Nicola Grassi (Formeaso 1682 - Venezia
1748) - lo stile pittorico
Nicola Grassi è “una
delle figure più interessanti della notevolissima branca friulana, e una
di quelle che meglio prova come non si possa con giustizia passare al
Rococò senza conoscere il Barocco” (Fiocco 1929).
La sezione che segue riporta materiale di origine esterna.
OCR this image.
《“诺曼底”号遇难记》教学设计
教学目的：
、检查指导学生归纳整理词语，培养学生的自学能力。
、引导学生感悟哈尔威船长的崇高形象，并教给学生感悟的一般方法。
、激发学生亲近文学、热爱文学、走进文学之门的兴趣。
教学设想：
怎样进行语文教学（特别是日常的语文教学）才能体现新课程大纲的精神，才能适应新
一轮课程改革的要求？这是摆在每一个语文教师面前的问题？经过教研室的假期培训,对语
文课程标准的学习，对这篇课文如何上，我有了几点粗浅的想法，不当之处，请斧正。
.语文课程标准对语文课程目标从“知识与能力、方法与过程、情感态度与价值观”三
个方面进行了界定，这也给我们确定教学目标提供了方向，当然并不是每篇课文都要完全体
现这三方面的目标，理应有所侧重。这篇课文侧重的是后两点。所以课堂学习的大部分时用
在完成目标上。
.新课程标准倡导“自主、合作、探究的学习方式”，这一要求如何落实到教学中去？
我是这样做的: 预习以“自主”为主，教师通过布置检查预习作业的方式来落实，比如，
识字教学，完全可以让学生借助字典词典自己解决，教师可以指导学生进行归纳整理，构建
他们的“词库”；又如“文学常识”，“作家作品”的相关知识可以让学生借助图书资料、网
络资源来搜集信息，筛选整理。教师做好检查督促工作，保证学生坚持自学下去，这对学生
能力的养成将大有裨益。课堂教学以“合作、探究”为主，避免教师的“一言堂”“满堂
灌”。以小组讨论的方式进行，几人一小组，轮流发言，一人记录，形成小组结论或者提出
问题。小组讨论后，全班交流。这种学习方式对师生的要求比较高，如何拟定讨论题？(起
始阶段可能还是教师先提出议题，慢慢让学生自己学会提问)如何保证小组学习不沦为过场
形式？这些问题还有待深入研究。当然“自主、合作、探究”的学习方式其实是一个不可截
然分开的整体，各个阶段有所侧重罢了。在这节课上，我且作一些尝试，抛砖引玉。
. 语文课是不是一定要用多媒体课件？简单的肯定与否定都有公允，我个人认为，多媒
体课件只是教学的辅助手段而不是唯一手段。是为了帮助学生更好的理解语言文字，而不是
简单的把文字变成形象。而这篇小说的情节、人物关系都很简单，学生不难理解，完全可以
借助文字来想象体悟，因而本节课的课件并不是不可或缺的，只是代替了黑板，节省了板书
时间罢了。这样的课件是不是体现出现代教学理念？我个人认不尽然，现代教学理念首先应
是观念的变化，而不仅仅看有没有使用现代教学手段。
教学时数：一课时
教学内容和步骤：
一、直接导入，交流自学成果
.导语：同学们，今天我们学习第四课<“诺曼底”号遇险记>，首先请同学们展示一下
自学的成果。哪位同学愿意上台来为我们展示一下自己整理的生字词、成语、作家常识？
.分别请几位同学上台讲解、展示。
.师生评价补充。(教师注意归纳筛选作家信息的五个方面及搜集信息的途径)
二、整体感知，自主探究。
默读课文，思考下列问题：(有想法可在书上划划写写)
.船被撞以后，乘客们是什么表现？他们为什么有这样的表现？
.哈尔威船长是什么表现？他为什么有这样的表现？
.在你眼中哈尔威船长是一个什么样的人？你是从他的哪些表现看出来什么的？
“Se nelle lunette con il Cristo nell’Orto ed il Cristo deriso, di San
Michele di Formeaso, il Grassi mostra rapporti con i modi pittorici e la
tipologia adunca di Antonio Carneo, tutt’al più complicata da ricordi
strozzeschi e fettiani, nei pennacchi con due Profeti e due Evangelisti
(San Marco e San Luca) dell’Ospedaletto di Venezia, attestatigli dalle
fonti, ed eseguiti tra il ‘15 ed il ‘16, il Grassi dichiara apertamente
di accettare i modi chiaroscurali del Piazzetta, come del resto li
accettava nella stessa chiesa il giovane Tiepolo, nei suoi Profeti e nel
Sacrificio d’Isacco” (Pallucchini 1960).
Ancora debitrici verso la lezione chiaroscurale di Piazzetta e di
Bencovich appaiono l’Agar e Ismaele e il Giuda e Tamar dei Musei Civici
di Udine. “Due autentici capolavori [...] recuperati nella loro
fragranza cromatica e di passaggi chiaroscurali, capaci di donarci
ottimi brani di pittura: dalla spumosa pietra su cui si posa Tamar
celata in un velo bianco pieno di variazioni tonali, ai contadini in
lontananza – resi con un tocco leggero, compendiario – intenti nei
lavori agricoli ai piedi di una montagna, fino, nell’altra tela, alla
soprannaturale apparizione dell’angelo dalle grandi ali in dinamico
dialogo a distanza con Agar, tra contrapposizioni di pose e zone
macchiate dalla luce o dall’ombra. Il corposo panneggiare e l’amore per
ampie superfici squadrate, cifre stilistiche tipiche dell’intera
produzione del maestro, sono qui impreziositi da una pennellata ricca di
materia, sapientemente modulata da effetti luministici” (Lucchese 2003).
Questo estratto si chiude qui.